The objective response rate with osimertinib was 80% compared with 76% for erlotinib and gefitinib (odds ratio, 1.28, 0.85-1.93; P = .2335). The median duration of response with osimertinib was 17.2 months versus 8.5 months in the comparator arm.
In patients with CNS metastases (n = 116), the median PFS with osimertinib was 15.2 months (95% CI, 12.1-24.4) compared with 9.6 months (95% CI, 7.0-12.4) with standard therapy (HR, 0.47; 95% CI, 0.30-0.74; P = .0009). In those without CNS involvement (n = 440), the median PFS was 19.1 (95% CI, 15.2-23.5) and 10.9 months (95% CI, 9.6-12.3), for osimertinib and the control arm, respectively (HR, 0.46; 95% CI, 0.36-0.59; P <.0001). Across all patients, CNS progression occurred in 6% treated with osimertinib versus 15% for erlotinib and gefitinib.

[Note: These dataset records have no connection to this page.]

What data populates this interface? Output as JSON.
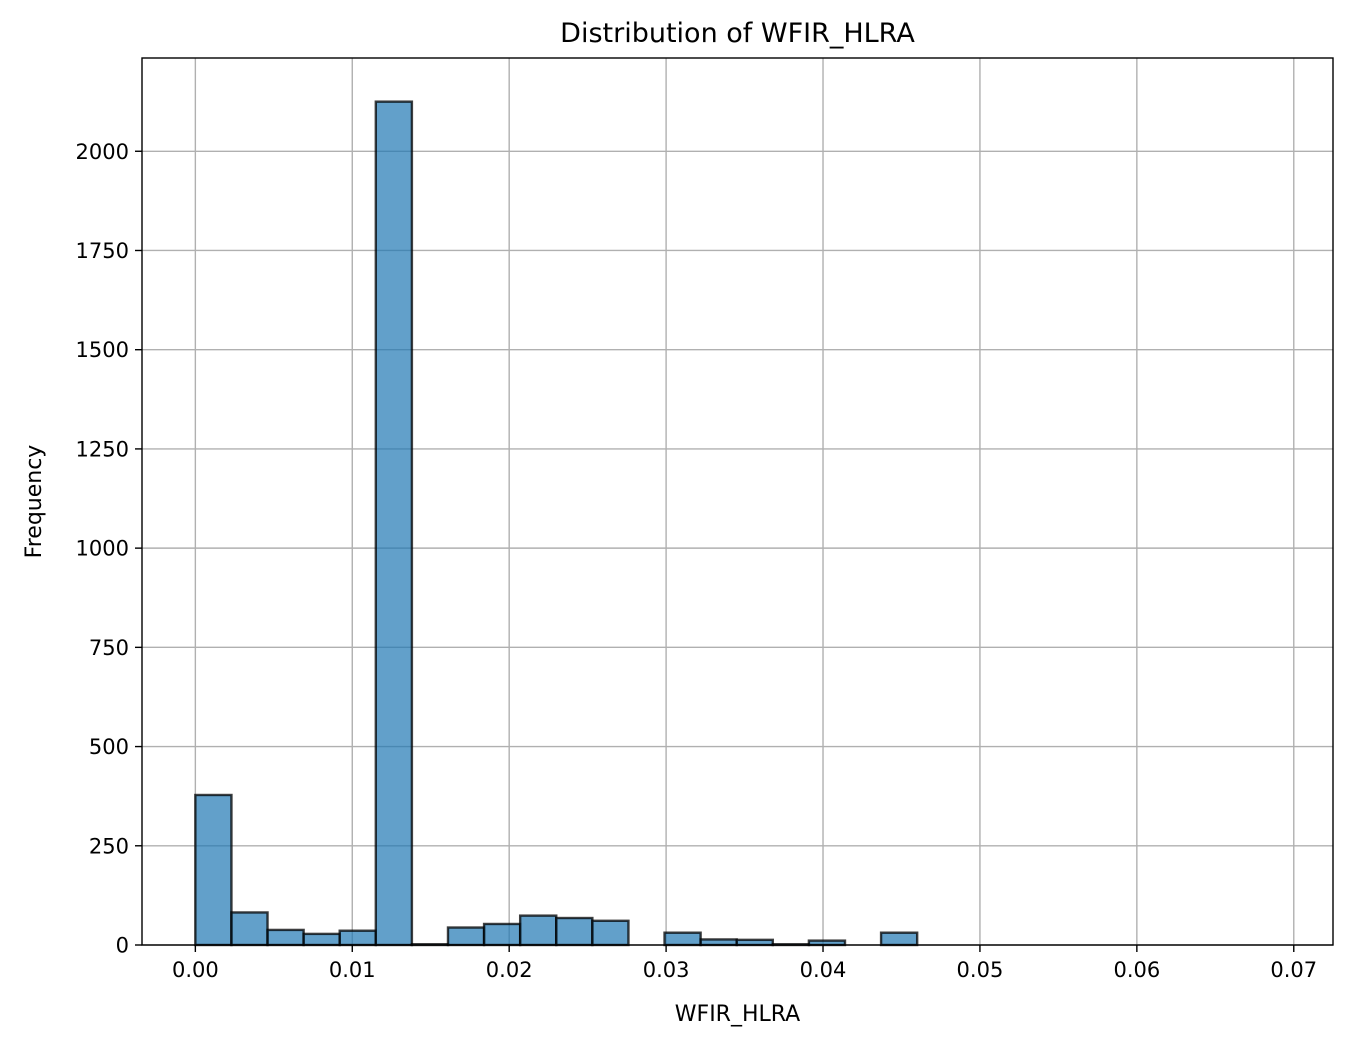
{
  "chart_data": {
    "type": "bar",
    "title": "Distribution of WFIR_HLRA",
    "xlabel": "WFIR_HLRA",
    "ylabel": "Frequency",
    "xlim": [
      -0.0034,
      0.0725
    ],
    "ylim": [
      0,
      2235
    ],
    "grid": true,
    "colors": {
      "bar_fill": "#1f77b4",
      "bar_edge": "#000000",
      "grid": "#b0b0b0"
    },
    "xticks": [
      {
        "value": 0.0,
        "label": "0.00"
      },
      {
        "value": 0.01,
        "label": "0.01"
      },
      {
        "value": 0.02,
        "label": "0.02"
      },
      {
        "value": 0.03,
        "label": "0.03"
      },
      {
        "value": 0.04,
        "label": "0.04"
      },
      {
        "value": 0.05,
        "label": "0.05"
      },
      {
        "value": 0.06,
        "label": "0.06"
      },
      {
        "value": 0.07,
        "label": "0.07"
      }
    ],
    "yticks": [
      {
        "value": 0,
        "label": "0"
      },
      {
        "value": 250,
        "label": "250"
      },
      {
        "value": 500,
        "label": "500"
      },
      {
        "value": 750,
        "label": "750"
      },
      {
        "value": 1000,
        "label": "1000"
      },
      {
        "value": 1250,
        "label": "1250"
      },
      {
        "value": 1500,
        "label": "1500"
      },
      {
        "value": 1750,
        "label": "1750"
      },
      {
        "value": 2000,
        "label": "2000"
      }
    ],
    "bins": [
      {
        "x0": 0.0,
        "x1": 0.0023,
        "count": 378
      },
      {
        "x0": 0.0023,
        "x1": 0.0046,
        "count": 82
      },
      {
        "x0": 0.0046,
        "x1": 0.0069,
        "count": 38
      },
      {
        "x0": 0.0069,
        "x1": 0.0092,
        "count": 28
      },
      {
        "x0": 0.0092,
        "x1": 0.0115,
        "count": 36
      },
      {
        "x0": 0.0115,
        "x1": 0.0138,
        "count": 2125
      },
      {
        "x0": 0.0138,
        "x1": 0.0161,
        "count": 2
      },
      {
        "x0": 0.0161,
        "x1": 0.0184,
        "count": 44
      },
      {
        "x0": 0.0184,
        "x1": 0.0207,
        "count": 53
      },
      {
        "x0": 0.0207,
        "x1": 0.023,
        "count": 74
      },
      {
        "x0": 0.023,
        "x1": 0.0253,
        "count": 68
      },
      {
        "x0": 0.0253,
        "x1": 0.0276,
        "count": 61
      },
      {
        "x0": 0.0276,
        "x1": 0.0299,
        "count": 0
      },
      {
        "x0": 0.0299,
        "x1": 0.0322,
        "count": 31
      },
      {
        "x0": 0.0322,
        "x1": 0.0345,
        "count": 14
      },
      {
        "x0": 0.0345,
        "x1": 0.0368,
        "count": 13
      },
      {
        "x0": 0.0368,
        "x1": 0.0391,
        "count": 2
      },
      {
        "x0": 0.0391,
        "x1": 0.0414,
        "count": 11
      },
      {
        "x0": 0.0414,
        "x1": 0.0437,
        "count": 0
      },
      {
        "x0": 0.0437,
        "x1": 0.046,
        "count": 31
      }
    ]
  }
}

The most common any grade adverse events (AEs) were diarrhea (58%) and dry skin (32%) in the experimental group compared with diarrhea (57%) and dermatitis acneiform (48%) in the control group.
Overall, 33.7% of patients experienced a grade ≥3 AE in the osimertinib group compared with 44.8% for erlotinib and gefitinib. Patients in the osimertinib group were less like to discontinue treatment because of AEs (13.3% vs 18.1%).
Ramalingam S, Reungwetwattana T, Chewaskulyong B, et al. Osimertinib vs standard of care (SoC) EGFR-TKI as first-line therapy in patients (pts) with EGFRm advanced NSCLC: FLAURA. Presented at: 2017 ESMO Congress; Madrid, Spain; September 9-12, 2017. Abstract LBA2_PR.